Betrouwbaarheid van de typen en de alpha-coefficienten
De alpha-coëfficiënten (laatste regel van de tabel) geven een maat voor de samenhang tussen gevoelens van één categorie. Bijv. een lage alpha voor A betekent dat de persoon niet alle vier gevoelens in dezelfde mate bij het A-motief ervaart. Soms wijkt één gevoel duidelijk af van de anderen, zoals te zien is in de gevoelscorrelaties. Een bekend voorbeeld is het gevoel zorgzaamheid. Als dat door de persoon geïnterpreteerd wordt als een negatief gevoel, dus als “moeten zorgen voor”, dan is er een verschil tussen de drie andere A-gevoelens enerzijds en zorgzaamheid. In de basismatrix worden de somscores van A in dat geval schuin afgedrukt.

Het komt vaak voor dat de alpha bij de negatieve gevoelens laag is. De negatieve gevoelens zijn vaak zo verschillend dat ze weinig samenhang vertonen. Op zich is een lage Alpha bij Z of A veel meer zeggend.

Correlaties tussen waardegebieden
Elk waardegebied heeft een eigen uniek patroon van gevoelens. Je kun dit zien als de vingerafdruk van dit waardegebied. Twee waardegebieden waarvan de vingerafdrukken op elkaar lijken correleren sterk met elkaar (In het algemeen een waarde groter dan 0.6). Twee waardegebieden die "anti-correleren" (kleiner dan -0.6) hebben reeksen gevoelens die tegenovergesteld zijn. Dat wil zeggen als bij de een een gevoel hoog scoort, is dit gevoel bij de ander juist laag en omgekeerd.

De correlaties tussen waardegebieden worden natuurlijk gebruikt bij de modaliteitsanalyse. Maar correlaties kunnen op elk moment van de bespreking van de uitdraai bekeken worden en geven soms prachtige verklaringen.

Voorbeeld: alle zinnen die met werk te maken hebben in een ZKM blijken te correleren met zinnen waarin relatie van de persoon met zijn vader voorkomt.
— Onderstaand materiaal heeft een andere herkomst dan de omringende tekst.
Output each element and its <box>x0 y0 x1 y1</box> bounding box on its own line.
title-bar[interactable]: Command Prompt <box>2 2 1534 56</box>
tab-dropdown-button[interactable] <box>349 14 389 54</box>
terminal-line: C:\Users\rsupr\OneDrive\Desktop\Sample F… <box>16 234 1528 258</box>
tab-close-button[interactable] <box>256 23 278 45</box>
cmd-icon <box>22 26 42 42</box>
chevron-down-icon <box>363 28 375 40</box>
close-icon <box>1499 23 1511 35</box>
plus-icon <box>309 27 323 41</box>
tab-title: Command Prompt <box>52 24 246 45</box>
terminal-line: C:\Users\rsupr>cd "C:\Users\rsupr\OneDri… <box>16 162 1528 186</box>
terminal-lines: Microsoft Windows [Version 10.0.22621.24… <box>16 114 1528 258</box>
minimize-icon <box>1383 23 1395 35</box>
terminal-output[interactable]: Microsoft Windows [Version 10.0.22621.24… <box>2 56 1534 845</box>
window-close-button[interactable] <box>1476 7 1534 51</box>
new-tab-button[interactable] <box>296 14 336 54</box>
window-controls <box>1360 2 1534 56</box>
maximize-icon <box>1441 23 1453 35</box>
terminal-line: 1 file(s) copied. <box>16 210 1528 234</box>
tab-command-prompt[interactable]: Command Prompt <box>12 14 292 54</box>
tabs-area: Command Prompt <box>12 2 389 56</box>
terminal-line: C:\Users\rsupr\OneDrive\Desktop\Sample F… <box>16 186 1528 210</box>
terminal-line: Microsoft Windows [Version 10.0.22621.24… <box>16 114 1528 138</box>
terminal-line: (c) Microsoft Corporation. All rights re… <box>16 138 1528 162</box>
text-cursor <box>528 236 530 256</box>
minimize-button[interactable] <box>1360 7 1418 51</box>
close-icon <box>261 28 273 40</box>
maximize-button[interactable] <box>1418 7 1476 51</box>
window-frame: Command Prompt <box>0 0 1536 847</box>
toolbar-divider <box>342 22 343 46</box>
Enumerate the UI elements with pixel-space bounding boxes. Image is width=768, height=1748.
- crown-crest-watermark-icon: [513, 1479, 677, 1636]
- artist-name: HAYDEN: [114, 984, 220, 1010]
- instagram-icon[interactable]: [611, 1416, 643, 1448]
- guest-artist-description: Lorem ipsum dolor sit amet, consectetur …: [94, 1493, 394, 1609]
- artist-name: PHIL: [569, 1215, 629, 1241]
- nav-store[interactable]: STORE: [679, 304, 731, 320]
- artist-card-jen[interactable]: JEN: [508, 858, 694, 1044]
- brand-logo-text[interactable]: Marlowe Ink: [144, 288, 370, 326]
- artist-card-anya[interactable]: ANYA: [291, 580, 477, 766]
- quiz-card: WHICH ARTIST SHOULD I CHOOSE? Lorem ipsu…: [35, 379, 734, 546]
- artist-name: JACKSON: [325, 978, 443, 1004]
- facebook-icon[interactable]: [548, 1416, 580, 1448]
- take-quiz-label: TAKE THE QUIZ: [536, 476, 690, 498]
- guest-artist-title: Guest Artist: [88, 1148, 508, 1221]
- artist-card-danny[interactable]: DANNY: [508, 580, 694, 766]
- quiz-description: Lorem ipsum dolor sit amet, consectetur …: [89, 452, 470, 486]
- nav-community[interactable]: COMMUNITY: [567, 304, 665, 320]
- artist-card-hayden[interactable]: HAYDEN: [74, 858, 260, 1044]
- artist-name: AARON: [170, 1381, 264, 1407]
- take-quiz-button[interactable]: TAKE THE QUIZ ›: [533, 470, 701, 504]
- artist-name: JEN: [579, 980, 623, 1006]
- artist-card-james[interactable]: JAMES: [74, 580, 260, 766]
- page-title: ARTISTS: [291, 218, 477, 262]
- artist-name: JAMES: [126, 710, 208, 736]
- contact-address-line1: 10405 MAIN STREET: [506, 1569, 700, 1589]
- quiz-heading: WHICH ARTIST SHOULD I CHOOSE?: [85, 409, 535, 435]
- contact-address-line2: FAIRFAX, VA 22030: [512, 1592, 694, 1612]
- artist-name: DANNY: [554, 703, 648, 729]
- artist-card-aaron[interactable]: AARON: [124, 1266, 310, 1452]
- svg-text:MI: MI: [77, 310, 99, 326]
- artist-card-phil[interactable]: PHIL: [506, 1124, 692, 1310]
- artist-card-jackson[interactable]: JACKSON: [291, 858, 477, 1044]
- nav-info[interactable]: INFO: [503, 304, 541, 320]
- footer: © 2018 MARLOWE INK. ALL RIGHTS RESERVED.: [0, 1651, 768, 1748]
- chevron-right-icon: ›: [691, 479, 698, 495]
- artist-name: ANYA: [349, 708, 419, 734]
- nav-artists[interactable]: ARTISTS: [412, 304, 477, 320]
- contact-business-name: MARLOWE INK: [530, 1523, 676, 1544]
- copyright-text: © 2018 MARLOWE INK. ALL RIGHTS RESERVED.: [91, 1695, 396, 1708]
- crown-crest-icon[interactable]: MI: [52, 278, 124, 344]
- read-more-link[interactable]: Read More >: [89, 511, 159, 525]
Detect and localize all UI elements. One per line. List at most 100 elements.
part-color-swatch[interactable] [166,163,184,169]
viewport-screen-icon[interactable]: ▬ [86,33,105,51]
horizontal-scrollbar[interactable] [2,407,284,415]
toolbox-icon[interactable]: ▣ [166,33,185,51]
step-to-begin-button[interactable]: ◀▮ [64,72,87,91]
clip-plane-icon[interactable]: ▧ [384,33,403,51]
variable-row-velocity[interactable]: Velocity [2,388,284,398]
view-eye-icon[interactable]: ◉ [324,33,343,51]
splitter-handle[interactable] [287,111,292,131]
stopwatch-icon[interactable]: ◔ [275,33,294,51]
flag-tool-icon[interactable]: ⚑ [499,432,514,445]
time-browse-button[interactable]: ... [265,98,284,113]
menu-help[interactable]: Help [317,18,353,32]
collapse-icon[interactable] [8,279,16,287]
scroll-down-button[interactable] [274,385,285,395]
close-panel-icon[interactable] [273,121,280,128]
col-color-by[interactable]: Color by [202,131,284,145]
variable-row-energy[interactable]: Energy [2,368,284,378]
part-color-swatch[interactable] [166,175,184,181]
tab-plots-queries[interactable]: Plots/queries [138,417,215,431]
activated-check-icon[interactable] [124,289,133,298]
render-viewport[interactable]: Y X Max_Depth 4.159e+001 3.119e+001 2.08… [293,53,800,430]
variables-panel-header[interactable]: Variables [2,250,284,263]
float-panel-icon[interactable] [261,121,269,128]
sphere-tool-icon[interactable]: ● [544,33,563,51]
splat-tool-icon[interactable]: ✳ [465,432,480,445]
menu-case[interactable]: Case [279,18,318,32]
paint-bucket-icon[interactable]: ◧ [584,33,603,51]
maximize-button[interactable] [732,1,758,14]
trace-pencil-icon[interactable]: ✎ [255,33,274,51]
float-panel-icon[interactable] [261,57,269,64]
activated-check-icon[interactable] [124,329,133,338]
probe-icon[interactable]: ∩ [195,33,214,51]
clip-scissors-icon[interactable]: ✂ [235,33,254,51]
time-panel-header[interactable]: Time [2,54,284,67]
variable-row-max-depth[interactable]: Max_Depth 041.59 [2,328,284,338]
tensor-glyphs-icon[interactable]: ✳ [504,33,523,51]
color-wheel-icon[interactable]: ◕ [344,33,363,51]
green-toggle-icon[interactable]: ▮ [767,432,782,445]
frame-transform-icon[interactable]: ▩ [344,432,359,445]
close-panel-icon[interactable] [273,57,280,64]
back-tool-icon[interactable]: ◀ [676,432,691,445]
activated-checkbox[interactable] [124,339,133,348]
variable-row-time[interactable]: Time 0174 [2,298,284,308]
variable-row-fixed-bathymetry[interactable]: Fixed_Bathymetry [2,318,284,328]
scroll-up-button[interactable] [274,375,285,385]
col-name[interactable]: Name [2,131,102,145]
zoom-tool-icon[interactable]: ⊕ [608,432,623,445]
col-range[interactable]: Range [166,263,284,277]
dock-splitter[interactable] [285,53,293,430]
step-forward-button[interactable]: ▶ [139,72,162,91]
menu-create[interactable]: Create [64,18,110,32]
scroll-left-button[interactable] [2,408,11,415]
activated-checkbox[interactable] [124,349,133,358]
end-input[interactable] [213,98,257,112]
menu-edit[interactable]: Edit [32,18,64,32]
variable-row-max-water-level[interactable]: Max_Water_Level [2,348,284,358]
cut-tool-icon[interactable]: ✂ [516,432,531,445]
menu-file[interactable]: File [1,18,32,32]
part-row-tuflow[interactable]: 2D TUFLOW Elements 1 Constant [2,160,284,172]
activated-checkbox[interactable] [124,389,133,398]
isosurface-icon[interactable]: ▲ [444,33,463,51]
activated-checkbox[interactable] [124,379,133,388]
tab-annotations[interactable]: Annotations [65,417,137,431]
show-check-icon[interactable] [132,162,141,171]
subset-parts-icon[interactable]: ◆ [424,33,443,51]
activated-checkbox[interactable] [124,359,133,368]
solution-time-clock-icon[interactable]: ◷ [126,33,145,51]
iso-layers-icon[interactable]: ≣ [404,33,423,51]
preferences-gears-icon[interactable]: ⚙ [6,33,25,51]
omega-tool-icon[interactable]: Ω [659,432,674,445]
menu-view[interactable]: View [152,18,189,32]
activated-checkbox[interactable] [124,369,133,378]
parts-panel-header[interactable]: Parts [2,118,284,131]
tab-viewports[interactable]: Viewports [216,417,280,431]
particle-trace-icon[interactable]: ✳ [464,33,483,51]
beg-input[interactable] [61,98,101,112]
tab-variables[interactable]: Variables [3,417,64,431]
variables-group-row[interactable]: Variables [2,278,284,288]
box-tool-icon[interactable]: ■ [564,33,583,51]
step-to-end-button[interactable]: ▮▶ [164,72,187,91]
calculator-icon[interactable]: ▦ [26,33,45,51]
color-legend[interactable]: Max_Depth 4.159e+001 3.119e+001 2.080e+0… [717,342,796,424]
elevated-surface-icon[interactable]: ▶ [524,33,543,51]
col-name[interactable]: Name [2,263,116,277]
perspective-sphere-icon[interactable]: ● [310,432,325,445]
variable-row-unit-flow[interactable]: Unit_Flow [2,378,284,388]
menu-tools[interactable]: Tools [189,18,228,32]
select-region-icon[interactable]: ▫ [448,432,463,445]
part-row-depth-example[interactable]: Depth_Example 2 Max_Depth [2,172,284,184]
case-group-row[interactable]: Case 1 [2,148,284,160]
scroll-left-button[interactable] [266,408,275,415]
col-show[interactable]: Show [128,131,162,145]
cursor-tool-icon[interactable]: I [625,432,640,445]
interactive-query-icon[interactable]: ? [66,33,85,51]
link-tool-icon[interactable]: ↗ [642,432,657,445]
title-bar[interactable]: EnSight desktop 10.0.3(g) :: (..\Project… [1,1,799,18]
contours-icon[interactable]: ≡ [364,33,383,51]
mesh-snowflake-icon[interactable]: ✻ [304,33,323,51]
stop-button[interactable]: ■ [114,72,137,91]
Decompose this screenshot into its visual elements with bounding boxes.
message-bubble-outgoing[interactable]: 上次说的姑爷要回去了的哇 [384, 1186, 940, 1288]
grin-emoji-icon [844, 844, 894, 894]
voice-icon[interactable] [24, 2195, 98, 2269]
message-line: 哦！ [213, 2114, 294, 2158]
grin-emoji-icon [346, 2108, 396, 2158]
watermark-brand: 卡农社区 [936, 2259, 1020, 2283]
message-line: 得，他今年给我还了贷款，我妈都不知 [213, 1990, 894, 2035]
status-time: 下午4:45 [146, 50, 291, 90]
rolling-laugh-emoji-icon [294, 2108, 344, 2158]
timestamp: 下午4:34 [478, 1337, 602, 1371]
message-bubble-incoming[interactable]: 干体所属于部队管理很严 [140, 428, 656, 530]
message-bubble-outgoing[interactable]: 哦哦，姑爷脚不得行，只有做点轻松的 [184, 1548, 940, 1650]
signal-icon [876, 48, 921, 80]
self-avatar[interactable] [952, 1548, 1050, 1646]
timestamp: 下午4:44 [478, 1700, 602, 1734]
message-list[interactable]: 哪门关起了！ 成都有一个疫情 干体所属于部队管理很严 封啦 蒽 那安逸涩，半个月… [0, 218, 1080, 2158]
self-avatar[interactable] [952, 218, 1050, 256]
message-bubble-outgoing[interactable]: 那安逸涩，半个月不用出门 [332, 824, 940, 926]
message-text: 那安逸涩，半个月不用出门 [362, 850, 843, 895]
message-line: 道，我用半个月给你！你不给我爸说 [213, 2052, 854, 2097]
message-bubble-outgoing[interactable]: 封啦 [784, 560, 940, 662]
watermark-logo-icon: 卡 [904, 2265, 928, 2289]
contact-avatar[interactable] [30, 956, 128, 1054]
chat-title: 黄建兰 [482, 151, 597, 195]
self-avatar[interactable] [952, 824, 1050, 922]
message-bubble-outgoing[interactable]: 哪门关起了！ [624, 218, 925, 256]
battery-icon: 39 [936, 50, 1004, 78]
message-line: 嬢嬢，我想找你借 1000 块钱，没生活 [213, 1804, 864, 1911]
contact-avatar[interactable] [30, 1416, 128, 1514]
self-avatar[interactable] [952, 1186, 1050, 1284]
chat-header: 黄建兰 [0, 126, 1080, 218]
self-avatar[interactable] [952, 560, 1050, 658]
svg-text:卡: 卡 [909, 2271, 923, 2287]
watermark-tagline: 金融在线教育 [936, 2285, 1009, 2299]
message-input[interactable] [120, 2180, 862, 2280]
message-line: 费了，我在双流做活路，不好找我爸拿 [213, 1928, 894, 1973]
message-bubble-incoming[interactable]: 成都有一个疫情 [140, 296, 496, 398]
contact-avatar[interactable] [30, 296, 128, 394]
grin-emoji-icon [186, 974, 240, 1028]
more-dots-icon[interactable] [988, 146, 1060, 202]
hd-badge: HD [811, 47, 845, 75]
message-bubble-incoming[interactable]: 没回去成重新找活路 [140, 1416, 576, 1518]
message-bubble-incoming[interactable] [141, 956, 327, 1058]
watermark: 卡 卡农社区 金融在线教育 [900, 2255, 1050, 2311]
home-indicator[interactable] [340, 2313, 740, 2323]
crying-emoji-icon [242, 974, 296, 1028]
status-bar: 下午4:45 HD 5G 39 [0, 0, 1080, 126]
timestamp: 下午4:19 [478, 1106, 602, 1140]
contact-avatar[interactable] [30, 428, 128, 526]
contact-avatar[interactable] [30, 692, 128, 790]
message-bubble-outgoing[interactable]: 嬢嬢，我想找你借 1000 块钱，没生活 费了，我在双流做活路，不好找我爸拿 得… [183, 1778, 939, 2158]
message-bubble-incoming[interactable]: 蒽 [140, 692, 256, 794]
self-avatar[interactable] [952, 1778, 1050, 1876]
Dat is opvallend. Nadere bespreking hiervan met de persoon bracht deze tot het inzicht dat hij nog steeds bezig was de doelen van zijn vader (waar hij als zoon erg trots op was) te verwezenlijken in zijn eigen leven.

Correlaties tussen somscores
In dezelfde tabel als de alpha-coefficienten, vindt men ook de correlaties tussen de somscores. Deze somscores vertellen in hoeverre het ene type tegelijk ervaren wordt met het andere type. Bekend is de Z-A koppeling bij jongeren (>0.6) . Dat wil zeggen dat iemand gevoelens van verbondenheid altijd tegelijk ervaart met zelfbevestiging en omgekeerd. Ook zijn er regelmatig koppelingen te vinden tussen Z en P of A en P. Weinig voorkomend is een koppeling tussen Z, A of P enerzijds en N (Z en A zijn overwegend positief).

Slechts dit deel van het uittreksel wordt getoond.